There are two kinds of data for data analytics:

  1. Log

  2. Metrics

The requirement is

  1. stable - high availablity

  2. quick - from source to destination

  3. keep long time/large capacity

  4. easy to learn

  5. provide API

  6. rich analytics and visualize tool

ELK + K

ElasticSearch + LogStash + Kibana + Kafka

Data flow:

LogStash -> Kafka -> ElasticSearch -> Kibana

FIG + K

Data flow:

Filebeat -> Kafka -> InfluxDB -> Grafana

Pinot

Pinot is a real-time distributed OLAP datastore, purpose-built to provide ultra low-latency analytics, even at extremely high throughput. It can ingest directly from streaming data sources - such as Apache Kafka and Amazon Kinesis - and make the events available for querying instantly. It can also ingest from batch data sources such as Hadoop HDFS, Amazon S3, Azure ADLS, and Google Cloud Storage.

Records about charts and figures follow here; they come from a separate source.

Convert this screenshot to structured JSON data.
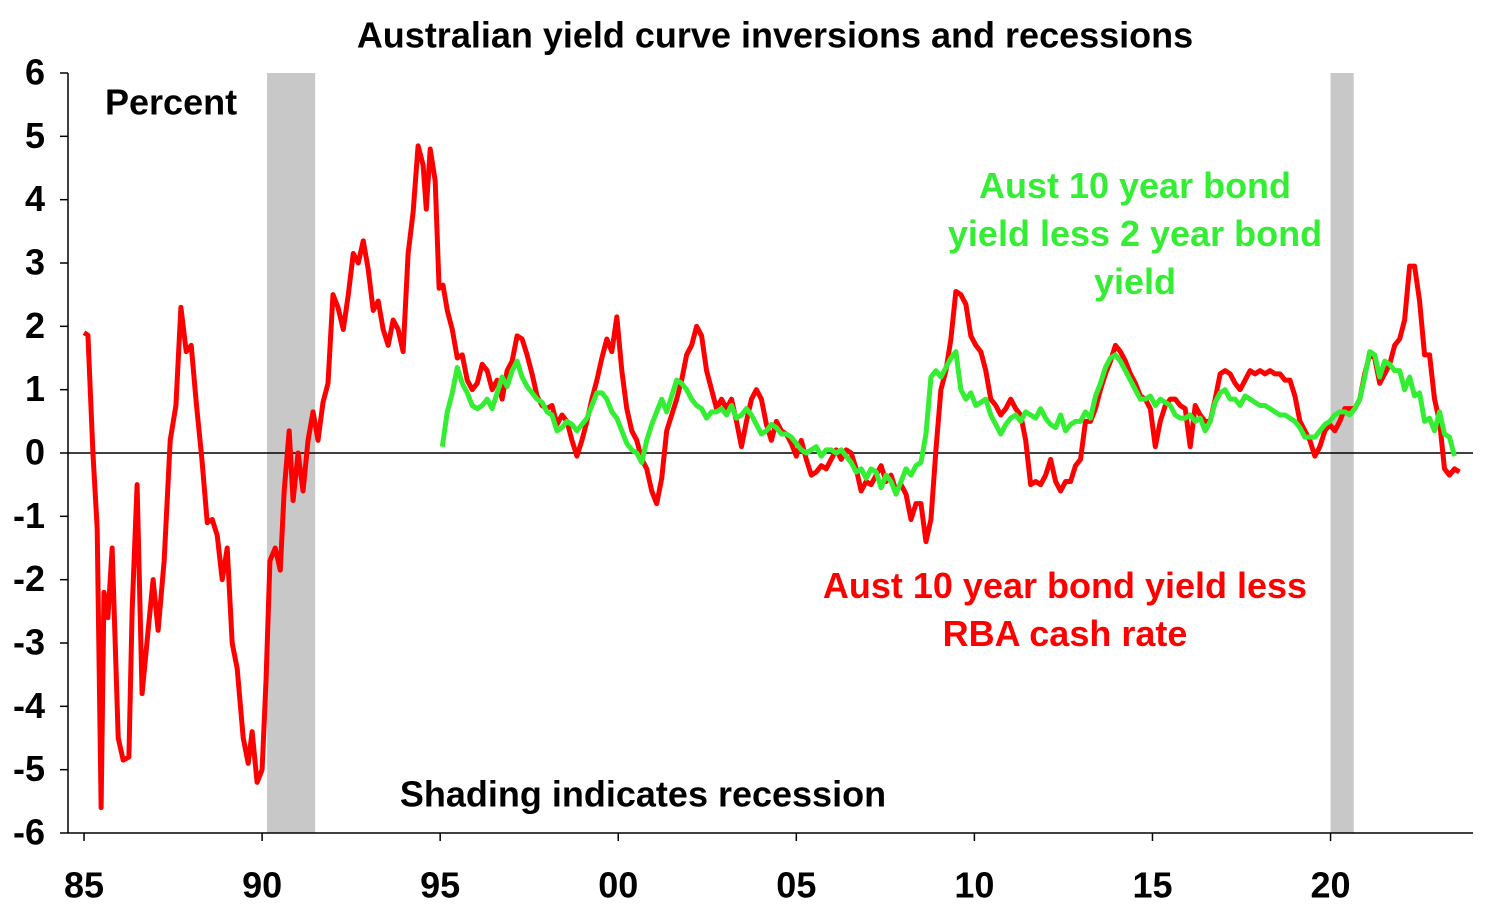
{
  "chart_data": {
    "type": "line",
    "title": "Australian yield curve inversions and recessions",
    "y_axis_label": "Percent",
    "annotation": "Shading indicates recession",
    "xlim": [
      1984.55,
      2024
    ],
    "xticks": [
      {
        "value": 1985,
        "label": "85"
      },
      {
        "value": 1990,
        "label": "90"
      },
      {
        "value": 1995,
        "label": "95"
      },
      {
        "value": 2000,
        "label": "00"
      },
      {
        "value": 2005,
        "label": "05"
      },
      {
        "value": 2010,
        "label": "10"
      },
      {
        "value": 2015,
        "label": "15"
      },
      {
        "value": 2020,
        "label": "20"
      }
    ],
    "ylim": [
      -6,
      6
    ],
    "yticks": [
      -6,
      -5,
      -4,
      -3,
      -2,
      -1,
      0,
      1,
      2,
      3,
      4,
      5,
      6
    ],
    "recession_color": "#c8c8c8",
    "recessions": [
      {
        "start": 1990.14,
        "end": 1991.49
      },
      {
        "start": 2020,
        "end": 2020.65
      }
    ],
    "series": [
      {
        "name": "Aust 10 year bond yield less RBA cash rate",
        "color": "#ff0000",
        "x": [
          1985,
          1985.11,
          1985.25,
          1985.37,
          1985.48,
          1985.56,
          1985.67,
          1985.79,
          1985.96,
          1986.1,
          1986.26,
          1986.35,
          1986.49,
          1986.63,
          1986.8,
          1986.94,
          1987.08,
          1987.25,
          1987.42,
          1987.58,
          1987.72,
          1987.87,
          1988.01,
          1988.15,
          1988.31,
          1988.46,
          1988.6,
          1988.74,
          1988.88,
          1989.02,
          1989.16,
          1989.3,
          1989.47,
          1989.61,
          1989.72,
          1989.86,
          1990,
          1990.11,
          1990.22,
          1990.37,
          1990.51,
          1990.62,
          1990.76,
          1990.87,
          1991.01,
          1991.15,
          1991.29,
          1991.43,
          1991.57,
          1991.71,
          1991.85,
          1991.99,
          1992.13,
          1992.28,
          1992.42,
          1992.56,
          1992.7,
          1992.84,
          1992.98,
          1993.12,
          1993.26,
          1993.4,
          1993.54,
          1993.68,
          1993.82,
          1993.96,
          1994.1,
          1994.24,
          1994.38,
          1994.52,
          1994.61,
          1994.72,
          1994.86,
          1994.97,
          1995.08,
          1995.2,
          1995.34,
          1995.48,
          1995.62,
          1995.76,
          1995.9,
          1996.04,
          1996.18,
          1996.32,
          1996.46,
          1996.6,
          1996.74,
          1996.88,
          1997.02,
          1997.16,
          1997.3,
          1997.44,
          1997.58,
          1997.72,
          1997.86,
          1998,
          1998.14,
          1998.28,
          1998.42,
          1998.56,
          1998.7,
          1998.84,
          1998.98,
          1999.12,
          1999.26,
          1999.4,
          1999.54,
          1999.68,
          1999.82,
          1999.96,
          2000.1,
          2000.24,
          2000.38,
          2000.52,
          2000.66,
          2000.8,
          2000.94,
          2001.08,
          2001.22,
          2001.36,
          2001.5,
          2001.64,
          2001.78,
          2001.92,
          2002.06,
          2002.2,
          2002.34,
          2002.48,
          2002.62,
          2002.76,
          2002.9,
          2003.04,
          2003.18,
          2003.32,
          2003.46,
          2003.6,
          2003.74,
          2003.88,
          2004.02,
          2004.16,
          2004.3,
          2004.44,
          2004.58,
          2004.72,
          2004.86,
          2005,
          2005.14,
          2005.28,
          2005.42,
          2005.56,
          2005.7,
          2005.84,
          2005.98,
          2006.12,
          2006.26,
          2006.4,
          2006.54,
          2006.68,
          2006.82,
          2006.96,
          2007.1,
          2007.24,
          2007.38,
          2007.52,
          2007.66,
          2007.8,
          2007.94,
          2008.08,
          2008.22,
          2008.36,
          2008.5,
          2008.64,
          2008.78,
          2008.92,
          2009.06,
          2009.2,
          2009.34,
          2009.48,
          2009.62,
          2009.76,
          2009.9,
          2010.04,
          2010.18,
          2010.32,
          2010.46,
          2010.6,
          2010.74,
          2010.88,
          2011.02,
          2011.16,
          2011.3,
          2011.44,
          2011.58,
          2011.72,
          2011.86,
          2012,
          2012.14,
          2012.28,
          2012.42,
          2012.56,
          2012.7,
          2012.84,
          2012.98,
          2013.12,
          2013.26,
          2013.4,
          2013.54,
          2013.68,
          2013.82,
          2013.96,
          2014.1,
          2014.24,
          2014.38,
          2014.52,
          2014.66,
          2014.8,
          2014.94,
          2015.08,
          2015.22,
          2015.36,
          2015.5,
          2015.64,
          2015.78,
          2015.92,
          2016.06,
          2016.2,
          2016.34,
          2016.48,
          2016.62,
          2016.76,
          2016.9,
          2017.04,
          2017.18,
          2017.32,
          2017.46,
          2017.6,
          2017.74,
          2017.88,
          2018.02,
          2018.16,
          2018.3,
          2018.44,
          2018.58,
          2018.72,
          2018.86,
          2019,
          2019.14,
          2019.28,
          2019.42,
          2019.56,
          2019.7,
          2019.84,
          2019.98,
          2020.12,
          2020.26,
          2020.4,
          2020.54,
          2020.68,
          2020.82,
          2020.96,
          2021.1,
          2021.24,
          2021.38,
          2021.52,
          2021.66,
          2021.8,
          2021.94,
          2022.08,
          2022.22,
          2022.36,
          2022.5,
          2022.64,
          2022.78,
          2022.92,
          2023.06,
          2023.2,
          2023.34,
          2023.48,
          2023.62
        ],
        "values": [
          1.9,
          1.86,
          0,
          -1.2,
          -5.6,
          -2.2,
          -2.6,
          -1.5,
          -4.5,
          -4.85,
          -4.8,
          -2.5,
          -0.5,
          -3.8,
          -2.8,
          -2,
          -2.8,
          -1.7,
          0.2,
          0.75,
          2.3,
          1.6,
          1.7,
          0.8,
          -0.1,
          -1.1,
          -1.05,
          -1.3,
          -2,
          -1.5,
          -3,
          -3.4,
          -4.5,
          -4.9,
          -4.4,
          -5.2,
          -5,
          -3.6,
          -1.7,
          -1.5,
          -1.85,
          -0.6,
          0.35,
          -0.75,
          0,
          -0.6,
          0.2,
          0.65,
          0.2,
          0.8,
          1.1,
          2.5,
          2.3,
          1.95,
          2.5,
          3.15,
          3,
          3.35,
          2.9,
          2.25,
          2.4,
          1.95,
          1.7,
          2.1,
          1.95,
          1.6,
          3.15,
          3.8,
          4.85,
          4.55,
          3.85,
          4.8,
          4.3,
          2.6,
          2.65,
          2.25,
          1.95,
          1.5,
          1.55,
          1.15,
          1.0,
          1.1,
          1.4,
          1.3,
          1.0,
          1.15,
          0.85,
          1.3,
          1.45,
          1.85,
          1.8,
          1.55,
          1.25,
          0.9,
          0.75,
          0.7,
          0.75,
          0.45,
          0.6,
          0.5,
          0.2,
          -0.05,
          0.2,
          0.5,
          0.85,
          1.15,
          1.5,
          1.8,
          1.6,
          2.15,
          1.3,
          0.7,
          0.35,
          0.2,
          -0.1,
          -0.25,
          -0.6,
          -0.8,
          -0.4,
          0.35,
          0.6,
          0.85,
          1.15,
          1.55,
          1.7,
          2.0,
          1.85,
          1.3,
          1.0,
          0.7,
          0.85,
          0.7,
          0.85,
          0.5,
          0.1,
          0.5,
          0.85,
          1.0,
          0.85,
          0.45,
          0.2,
          0.5,
          0.35,
          0.3,
          0.15,
          -0.05,
          0.2,
          -0.1,
          -0.35,
          -0.3,
          -0.2,
          -0.25,
          -0.1,
          0.05,
          -0.1,
          0.05,
          0.0,
          -0.25,
          -0.6,
          -0.45,
          -0.5,
          -0.35,
          -0.2,
          -0.45,
          -0.35,
          -0.6,
          -0.5,
          -0.65,
          -1.05,
          -0.8,
          -0.8,
          -1.4,
          -1.05,
          0.05,
          1.0,
          1.3,
          1.8,
          2.55,
          2.5,
          2.35,
          1.85,
          1.7,
          1.6,
          1.3,
          0.85,
          0.75,
          0.6,
          0.7,
          0.85,
          0.7,
          0.6,
          0.2,
          -0.5,
          -0.45,
          -0.5,
          -0.35,
          -0.1,
          -0.45,
          -0.6,
          -0.45,
          -0.45,
          -0.2,
          -0.1,
          0.5,
          0.5,
          0.7,
          1.0,
          1.25,
          1.45,
          1.7,
          1.6,
          1.45,
          1.25,
          1.1,
          0.9,
          0.85,
          0.7,
          0.1,
          0.5,
          0.75,
          0.85,
          0.85,
          0.75,
          0.7,
          0.1,
          0.75,
          0.6,
          0.5,
          0.5,
          0.85,
          1.25,
          1.3,
          1.25,
          1.1,
          1.0,
          1.15,
          1.3,
          1.25,
          1.3,
          1.25,
          1.3,
          1.25,
          1.25,
          1.15,
          1.15,
          0.9,
          0.5,
          0.35,
          0.2,
          -0.05,
          0.1,
          0.35,
          0.45,
          0.35,
          0.5,
          0.7,
          0.7,
          0.7,
          0.85,
          1.25,
          1.55,
          1.5,
          1.1,
          1.25,
          1.4,
          1.7,
          1.8,
          2.1,
          2.95,
          2.95,
          2.4,
          1.55,
          1.55,
          0.85,
          0.5,
          -0.25,
          -0.35,
          -0.25,
          -0.3
        ]
      },
      {
        "name": "Aust 10 year bond yield less 2 year bond yield",
        "color": "#33ee33",
        "x": [
          1995.06,
          1995.2,
          1995.34,
          1995.48,
          1995.62,
          1995.76,
          1995.9,
          1996.04,
          1996.18,
          1996.32,
          1996.46,
          1996.6,
          1996.74,
          1996.88,
          1997.02,
          1997.16,
          1997.3,
          1997.44,
          1997.58,
          1997.72,
          1997.86,
          1998,
          1998.14,
          1998.28,
          1998.42,
          1998.56,
          1998.7,
          1998.84,
          1998.98,
          1999.12,
          1999.26,
          1999.4,
          1999.54,
          1999.68,
          1999.82,
          1999.96,
          2000.1,
          2000.24,
          2000.38,
          2000.52,
          2000.66,
          2000.8,
          2000.94,
          2001.08,
          2001.22,
          2001.36,
          2001.5,
          2001.64,
          2001.78,
          2001.92,
          2002.06,
          2002.2,
          2002.34,
          2002.48,
          2002.62,
          2002.76,
          2002.9,
          2003.04,
          2003.18,
          2003.32,
          2003.46,
          2003.6,
          2003.74,
          2003.88,
          2004.02,
          2004.16,
          2004.3,
          2004.44,
          2004.58,
          2004.72,
          2004.86,
          2005,
          2005.14,
          2005.28,
          2005.42,
          2005.56,
          2005.7,
          2005.84,
          2005.98,
          2006.12,
          2006.26,
          2006.4,
          2006.54,
          2006.68,
          2006.82,
          2006.96,
          2007.1,
          2007.24,
          2007.38,
          2007.52,
          2007.66,
          2007.8,
          2007.94,
          2008.08,
          2008.22,
          2008.36,
          2008.5,
          2008.64,
          2008.78,
          2008.92,
          2009.06,
          2009.2,
          2009.34,
          2009.48,
          2009.62,
          2009.76,
          2009.9,
          2010.04,
          2010.18,
          2010.32,
          2010.46,
          2010.6,
          2010.74,
          2010.88,
          2011.02,
          2011.16,
          2011.3,
          2011.44,
          2011.58,
          2011.72,
          2011.86,
          2012,
          2012.14,
          2012.28,
          2012.42,
          2012.56,
          2012.7,
          2012.84,
          2012.98,
          2013.12,
          2013.26,
          2013.4,
          2013.54,
          2013.68,
          2013.82,
          2013.96,
          2014.1,
          2014.24,
          2014.38,
          2014.52,
          2014.66,
          2014.8,
          2014.94,
          2015.08,
          2015.22,
          2015.36,
          2015.5,
          2015.64,
          2015.78,
          2015.92,
          2016.06,
          2016.2,
          2016.34,
          2016.48,
          2016.62,
          2016.76,
          2016.9,
          2017.04,
          2017.18,
          2017.32,
          2017.46,
          2017.6,
          2017.74,
          2017.88,
          2018.02,
          2018.16,
          2018.3,
          2018.44,
          2018.58,
          2018.72,
          2018.86,
          2019,
          2019.14,
          2019.28,
          2019.42,
          2019.56,
          2019.7,
          2019.84,
          2019.98,
          2020.12,
          2020.26,
          2020.4,
          2020.54,
          2020.68,
          2020.82,
          2020.96,
          2021.1,
          2021.24,
          2021.38,
          2021.52,
          2021.66,
          2021.8,
          2021.94,
          2022.08,
          2022.22,
          2022.36,
          2022.5,
          2022.64,
          2022.78,
          2022.92,
          2023.06,
          2023.2,
          2023.34,
          2023.48
        ],
        "values": [
          0.1,
          0.65,
          0.95,
          1.35,
          1.1,
          0.95,
          0.75,
          0.7,
          0.75,
          0.85,
          0.7,
          0.95,
          1.2,
          1.05,
          1.3,
          1.45,
          1.2,
          1.05,
          0.95,
          0.85,
          0.8,
          0.65,
          0.6,
          0.35,
          0.4,
          0.5,
          0.45,
          0.35,
          0.45,
          0.55,
          0.75,
          0.95,
          0.95,
          0.85,
          0.65,
          0.55,
          0.35,
          0.15,
          0.05,
          0.0,
          -0.15,
          0.2,
          0.45,
          0.65,
          0.85,
          0.65,
          0.9,
          1.15,
          1.1,
          1.0,
          0.85,
          0.75,
          0.7,
          0.55,
          0.65,
          0.65,
          0.7,
          0.6,
          0.75,
          0.55,
          0.6,
          0.7,
          0.6,
          0.45,
          0.3,
          0.35,
          0.45,
          0.4,
          0.3,
          0.3,
          0.25,
          0.15,
          0.05,
          0.0,
          0.05,
          0.1,
          -0.05,
          0.05,
          0.05,
          0.0,
          0.05,
          -0.05,
          -0.15,
          -0.3,
          -0.25,
          -0.4,
          -0.25,
          -0.3,
          -0.55,
          -0.35,
          -0.45,
          -0.65,
          -0.45,
          -0.25,
          -0.35,
          -0.2,
          -0.15,
          0.3,
          1.2,
          1.3,
          1.2,
          1.35,
          1.5,
          1.6,
          1.0,
          0.85,
          0.95,
          0.75,
          0.8,
          0.85,
          0.6,
          0.45,
          0.3,
          0.45,
          0.55,
          0.6,
          0.5,
          0.65,
          0.6,
          0.55,
          0.7,
          0.55,
          0.45,
          0.4,
          0.6,
          0.35,
          0.45,
          0.5,
          0.5,
          0.65,
          0.55,
          0.9,
          1.1,
          1.35,
          1.5,
          1.55,
          1.45,
          1.3,
          1.15,
          1.0,
          0.85,
          0.85,
          0.9,
          0.75,
          0.85,
          0.8,
          0.75,
          0.6,
          0.55,
          0.55,
          0.6,
          0.5,
          0.55,
          0.35,
          0.5,
          0.8,
          0.95,
          1.0,
          0.85,
          0.85,
          0.75,
          0.9,
          0.85,
          0.8,
          0.75,
          0.75,
          0.7,
          0.65,
          0.6,
          0.6,
          0.55,
          0.5,
          0.4,
          0.25,
          0.25,
          0.25,
          0.35,
          0.45,
          0.5,
          0.6,
          0.65,
          0.65,
          0.6,
          0.7,
          0.85,
          1.2,
          1.6,
          1.55,
          1.2,
          1.45,
          1.4,
          1.3,
          1.3,
          1.0,
          1.2,
          0.9,
          0.95,
          0.5,
          0.55,
          0.35,
          0.65,
          0.3,
          0.25,
          -0.05
        ]
      }
    ]
  }
}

At the heart of the system is a columnar store, with several smart indexing and pre-aggregation techniques for low latency. This makes Pinot the most perfect fit for user-facing realtime analytics. At the same time, Pinot is also a great choice for other analytical use-cases, such as internal dashboards, anomaly detection, and ad-hoc data exploration.

Iceberg

Iceberg is a high-performance format for huge analytic tables. Iceberg brings the reliability and simplicity of SQL tables to big data, while making it possible for engines like Spark, Trino, Flink, Presto, and Hive to safely work with the same tables, at the same time.